第5節:「真相への一歩」

夕暮れの空気を肌で感じながら、私は事務所裏の非常階段に座り込んでいた。

視線の先には手帳とスマホが置かれていて、そこにはこれまでに集めた情報がぎっしり詰め込まれている。

評論家の佐伯祐介やライターの野村香奈が語ってくれた事実、そしてメンバーやファンから聞き出した断片的な証言——それらをつなぎ合わせると、一つの可能性が浮かび上がってきた。


 「あの子の最後の投稿が、もし予約されていたものだとしたら……犯人はあの日、物販中のあの時間帯にどうやって莉音のスマホを使ったの?」


 独り言のように呟きながら、私は事件当日のスケジュール表を指でなぞる。

握手会や物販が行われていた10時から11時ごろ、莉音はファンの前に立っていたはず。

でも、事件が起きた時間帯にはもう控室で倒れていたといわれている。

じゃあ、どうやって11:05の投稿が上がったのか。いよいよ「予約投稿」という説が現実味を帯びてくる。


 脳裏には佐伯の言葉が蘇る。

「内部犯行の可能性が高い。莉音のアカウントやスマホを触れる立場の人間でなければできない。」

それが事務所の人間なのか、あるいはメンバーなのか、もしくは別の関係者なのか——そこまでは特定できない。

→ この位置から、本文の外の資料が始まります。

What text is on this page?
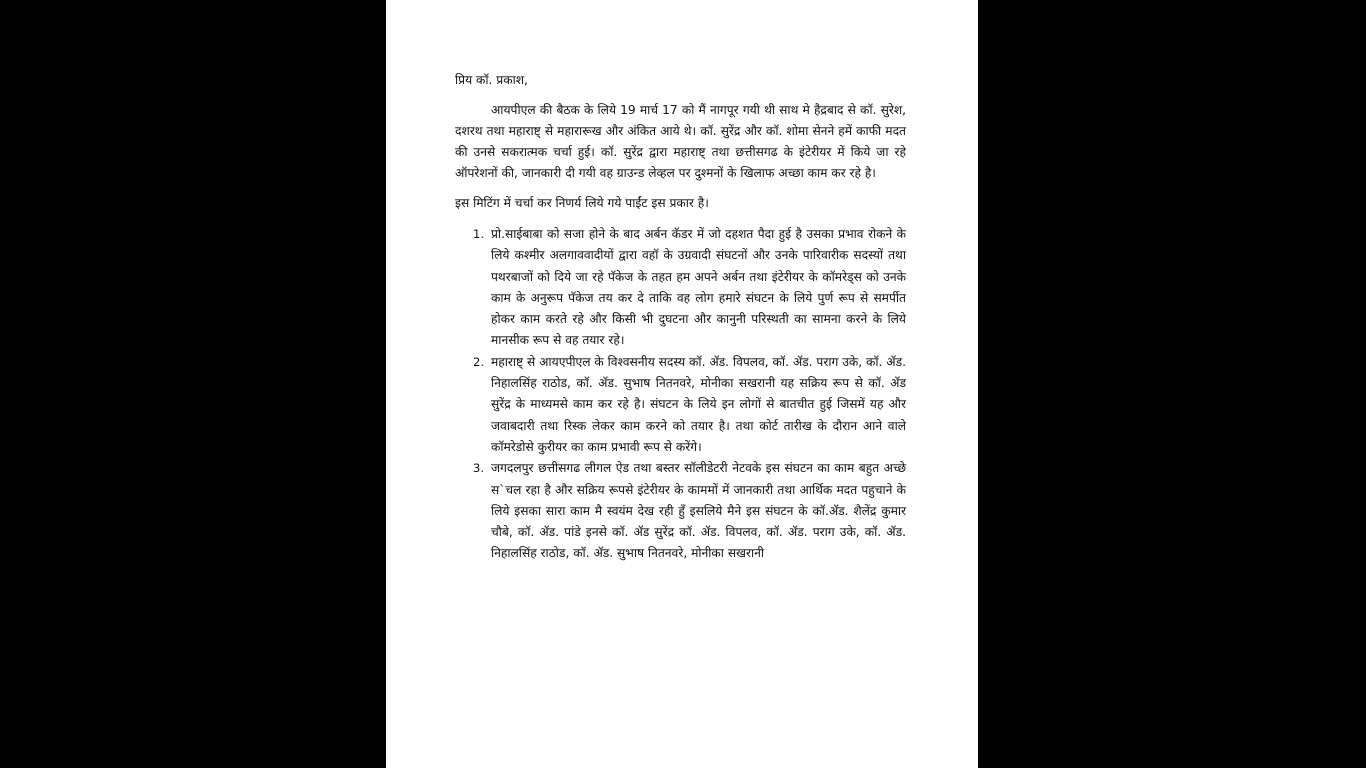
प्रिय कॉ. प्रकाश,

आयपीएल की बैठक के लिये 19 मार्च 17 को मैं नागपूर गयी थी साथ मे हैद्रबाद से कॉ. सुरेश, दशरथ तथा महाराष्ट् से महारारूख और अंकित आये थे। कॉ. सुरेंद्र और कॉ. शोमा सेनने हमें काफी मदत की उनसे सकरात्मक चर्चा हुई। कॉ. सुरेंद्र द्वारा महाराष्ट् तथा छत्तीसगढ के इंटेरीयर में किये जा रहे ऑपरेशनों की, जानकारी दी गयी वह ग्राउन्ड लेव्हल पर दुश्मनों के खिलाफ अच्छा काम कर रहे है।

इस मिटिंग में चर्चा कर निणर्य लिये गये पाईंट इस प्रकार है।

1. प्रो.साईबाबा को सजा होने के बाद अर्बन कॅडर में जो दहशत पैदा हुई है उसका प्रभाव रोकने के लिये कश्मीर अलगाववादीयों द्वारा वहॉ के उग्रवादी संघटनों और उनके पारिवारीक सदस्यों तथा पथरबाजों को दिये जा रहे पॅकेज के तहत हम अपने अर्बन तथा इंटेरीयर के कॉमरेड्स को उनके काम के अनुरूप पॅकेज तय कर दे ताकि वह लोग हमारे संघटन के लिये पुर्ण रूप से समर्पीत होकर काम करते रहे और किसी भी दुघटना और कानुनी परिस्थती का सामना करने के लिये मानसीक रूप से वह तयार रहे।
2. महाराष्ट् से आयएपीएल के विश्वसनीय सदस्य कॉ. ॲड. विपलव, कॉ. ॲड. पराग उके, कॉ. ॲड. निहालसिंह राठोड, कॉ. ॲड. सुभाष नितनवरे, मोनीका सखरानी यह सक्रिय रूप से कॉ. ॲड सुरेंद्र के माध्यमसे काम कर रहे है। संघटन के लिये इन लोगों से बातचीत हुई जिसमें यह और जवाबदारी तथा रिस्क लेकर काम करने को तयार है। तथा कोर्ट तारीख के दौरान आने वाले कॉमरेडोसे कुरीयर का काम प्रभावी रूप से करेंगे।
3. जगदलपुर छत्तीसगढ लीगल ऐड तथा बस्तर सॉलीडेटरी नेटवके इस संघटन का काम बहुत अच्छे स`चल रहा है और सक्रिय रूपसे इंटेरीयर के काममों में जानकारी तथा आर्थिक मदत पहुचाने के लिये इसका सारा काम मै स्वयंम देख रही हुँ इसलिये मैने इस संघटन के कॉ.ॲड. शैलेंद्र कुमार चौबे, कॉ. ॲड. पांडे इनसे कॉ. ॲड सुरेंद्र कॉ. ॲड. विपलव, कॉ. ॲड. पराग उके, कॉ. ॲड. निहालसिंह राठोड, कॉ. ॲड. सुभाष नितनवरे, मोनीका सखरानी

でも、スマホに何か決定的な証拠が残っているかもしれない。そう思うと、いても立ってもいられなくなった。


 「莉音のスマホ……犯人はそこに証拠を残している。」


 そう確信した瞬間、私は立ち上がる。

あのスマホはすでに警察の手に渡ってしまっているが、何らかの方法で中身を確かめることはできないだろうか。

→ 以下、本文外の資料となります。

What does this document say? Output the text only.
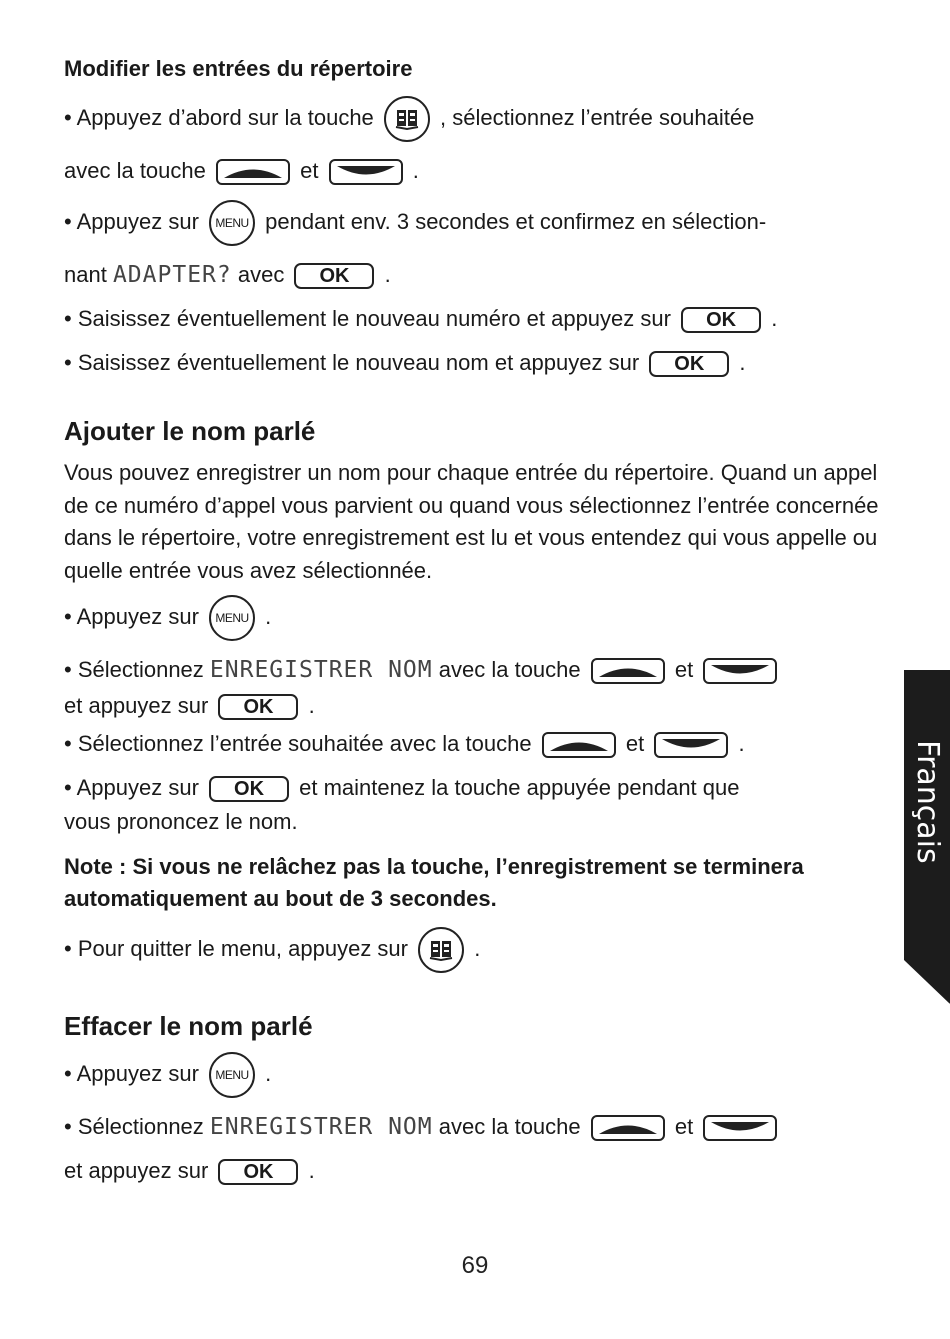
Modifier les entrées du répertoire
• Appuyez d’abord sur la touche	, sélectionnez l’entrée souhaitée
avec la touche	et	.
• Appuyez sur MENU pendant env. 3 secondes et confirmez en sélection-
nant ADAPTER? avec OK .
• Saisissez éventuellement le nouveau numéro et appuyez sur OK .
• Saisissez éventuellement le nouveau nom et appuyez sur OK .
Ajouter le nom parlé
Vous pouvez enregistrer un nom pour chaque entrée du répertoire. Quand un appel de ce numéro d’appel vous parvient ou quand vous sélectionnez l’entrée concernée dans le répertoire, votre enregistrement est lu et vous entendez qui vous appelle ou quelle entrée vous avez sélectionnée.
• Appuyez sur MENU .
• Sélectionnez ENREGISTRER NOM avec la touche	et
et appuyez sur OK .
• Sélectionnez l’entrée souhaitée avec la touche	et	.
• Appuyez sur OK et maintenez la touche appuyée pendant que
vous prononcez le nom.
Note : Si vous ne relâchez pas la touche, l’enregistrement se terminera automatiquement au bout de 3 secondes.
• Pour quitter le menu, appuyez sur	.
Effacer le nom parlé
• Appuyez sur MENU .
• Sélectionnez ENREGISTRER NOM avec la touche	et
et appuyez sur OK .
Français
69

勿論、勝手に触れれば法に触れる可能性もあるし、警察が協力してくれるとも限らない。

だけど、このまま待っているだけでは何も変わらない。


 階段を降りながら、私は生誕祭の余韻がまだ残る会場へ向かう。

篠宮ひなたの生誕祭は天野雪菜の事件で途中打ち切りのようになり、後味の悪いまま終わってしまった。

ロビーは半分照明が落とされ、スタッフが片付けを進めている。

思い出したように私に声をかけるファンがいるが、うまく笑顔を返せず、ただ会釈だけして先へ進んだ。

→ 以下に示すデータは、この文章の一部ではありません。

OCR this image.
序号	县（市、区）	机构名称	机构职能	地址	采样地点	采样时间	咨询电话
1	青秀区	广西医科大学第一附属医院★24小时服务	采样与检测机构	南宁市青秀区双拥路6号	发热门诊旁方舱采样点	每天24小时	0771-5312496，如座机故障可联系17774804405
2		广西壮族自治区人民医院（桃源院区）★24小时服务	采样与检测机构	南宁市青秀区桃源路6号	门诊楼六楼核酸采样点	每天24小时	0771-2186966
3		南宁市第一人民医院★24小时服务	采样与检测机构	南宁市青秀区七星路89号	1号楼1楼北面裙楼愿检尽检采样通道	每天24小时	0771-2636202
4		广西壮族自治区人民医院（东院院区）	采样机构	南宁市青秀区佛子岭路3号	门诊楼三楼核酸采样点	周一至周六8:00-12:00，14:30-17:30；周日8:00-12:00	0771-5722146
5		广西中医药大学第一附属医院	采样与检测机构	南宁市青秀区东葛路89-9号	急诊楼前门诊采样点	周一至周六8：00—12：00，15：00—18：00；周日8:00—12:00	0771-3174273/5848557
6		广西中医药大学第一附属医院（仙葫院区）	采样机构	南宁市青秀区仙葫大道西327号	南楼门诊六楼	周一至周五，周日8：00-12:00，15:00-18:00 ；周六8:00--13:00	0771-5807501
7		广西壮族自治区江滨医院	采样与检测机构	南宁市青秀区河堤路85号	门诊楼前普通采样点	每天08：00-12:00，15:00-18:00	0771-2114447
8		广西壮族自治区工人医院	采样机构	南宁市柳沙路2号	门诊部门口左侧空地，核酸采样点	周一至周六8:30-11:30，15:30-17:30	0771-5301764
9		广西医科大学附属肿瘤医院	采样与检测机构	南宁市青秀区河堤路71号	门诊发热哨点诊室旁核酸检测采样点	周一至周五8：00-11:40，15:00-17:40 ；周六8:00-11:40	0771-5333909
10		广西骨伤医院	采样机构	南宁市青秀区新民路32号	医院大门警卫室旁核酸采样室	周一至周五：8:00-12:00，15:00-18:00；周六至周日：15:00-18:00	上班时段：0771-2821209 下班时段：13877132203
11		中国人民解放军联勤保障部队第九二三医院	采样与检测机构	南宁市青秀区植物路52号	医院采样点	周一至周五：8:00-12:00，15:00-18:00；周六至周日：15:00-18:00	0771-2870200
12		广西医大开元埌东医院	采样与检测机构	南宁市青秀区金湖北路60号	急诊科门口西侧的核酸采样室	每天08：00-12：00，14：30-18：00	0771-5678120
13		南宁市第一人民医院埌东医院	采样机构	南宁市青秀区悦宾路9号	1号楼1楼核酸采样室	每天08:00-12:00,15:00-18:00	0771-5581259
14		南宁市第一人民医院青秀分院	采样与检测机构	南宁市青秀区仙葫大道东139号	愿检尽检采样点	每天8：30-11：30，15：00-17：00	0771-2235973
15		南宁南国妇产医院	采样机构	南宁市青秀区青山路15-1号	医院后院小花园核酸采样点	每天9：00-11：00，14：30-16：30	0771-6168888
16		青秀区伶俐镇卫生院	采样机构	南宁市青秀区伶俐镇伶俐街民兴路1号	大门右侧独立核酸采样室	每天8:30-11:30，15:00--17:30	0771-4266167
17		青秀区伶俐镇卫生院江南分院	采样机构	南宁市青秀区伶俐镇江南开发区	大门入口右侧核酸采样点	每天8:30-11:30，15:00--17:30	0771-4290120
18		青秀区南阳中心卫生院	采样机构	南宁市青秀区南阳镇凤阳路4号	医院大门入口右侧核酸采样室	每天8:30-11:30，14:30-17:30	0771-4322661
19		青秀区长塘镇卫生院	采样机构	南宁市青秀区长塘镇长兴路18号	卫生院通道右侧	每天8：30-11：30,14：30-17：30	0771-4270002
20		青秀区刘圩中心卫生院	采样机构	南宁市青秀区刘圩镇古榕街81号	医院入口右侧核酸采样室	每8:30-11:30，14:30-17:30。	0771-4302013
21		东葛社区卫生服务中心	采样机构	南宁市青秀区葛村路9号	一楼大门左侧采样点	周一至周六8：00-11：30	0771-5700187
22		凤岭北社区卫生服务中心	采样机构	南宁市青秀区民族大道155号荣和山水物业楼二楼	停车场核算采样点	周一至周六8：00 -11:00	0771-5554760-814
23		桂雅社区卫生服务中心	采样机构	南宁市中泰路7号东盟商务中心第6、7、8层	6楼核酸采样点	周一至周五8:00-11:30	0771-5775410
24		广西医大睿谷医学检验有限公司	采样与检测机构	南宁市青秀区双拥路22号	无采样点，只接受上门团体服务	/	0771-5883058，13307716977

 そして一人きりになったホールの扉を開くと、暗い客席が広がっている。

ステージにはわずかに照明の残り火が当たっていて、まるで舞台全体が今にも消え去りそうな雰囲気だ。

私は舞台の上に上がり、莉音がいつも立っていた場所へ足を向ける。

すると、まるで幻影のように、彼女がそこで笑っている姿が脳裏に浮かんだ。


 「あの時のステージには、みんなの夢が詰まってたんだよね……」


 震える声で呟いた瞬間、目頭が熱くなる。

だけど、涙はこらえた。こんなところで泣いても、莉音は戻ってこない。

それより私がすべきことは、真犯人を突き止め、このステージに再び希望を取り戻すことだ。

静かなステージの真ん中で、私は心に誓う。


 「もう一度、私たちをステージに立たせるために……私が真実を見つけ出す。」


 ファンにとっても、メンバーにとっても、そして何より莉音自身にとっても、このステージが再び輝く場所になるように。

外からの風が袖を揺らし、薄暗い空間が少しだけ冷たさを帯びる。

だけど、その風がまるで「がんばれ」と背中を押してくれているようにも感じた。

私は一度振り返り、誰もいない会場を見つめる。

いつか、この場所にもう一度笑顔が戻るように——そう願いながら舞台を降りた。


 舞台袖に差し込む僅かな光が、私の心の奥を照らす。

あの子のスマホが手に入れられれば、何かが変わるかもしれない。

そう信じて、私はまた一つ決意を固めた。

莉音の最後の投稿に秘められた謎、それを解き明かすために。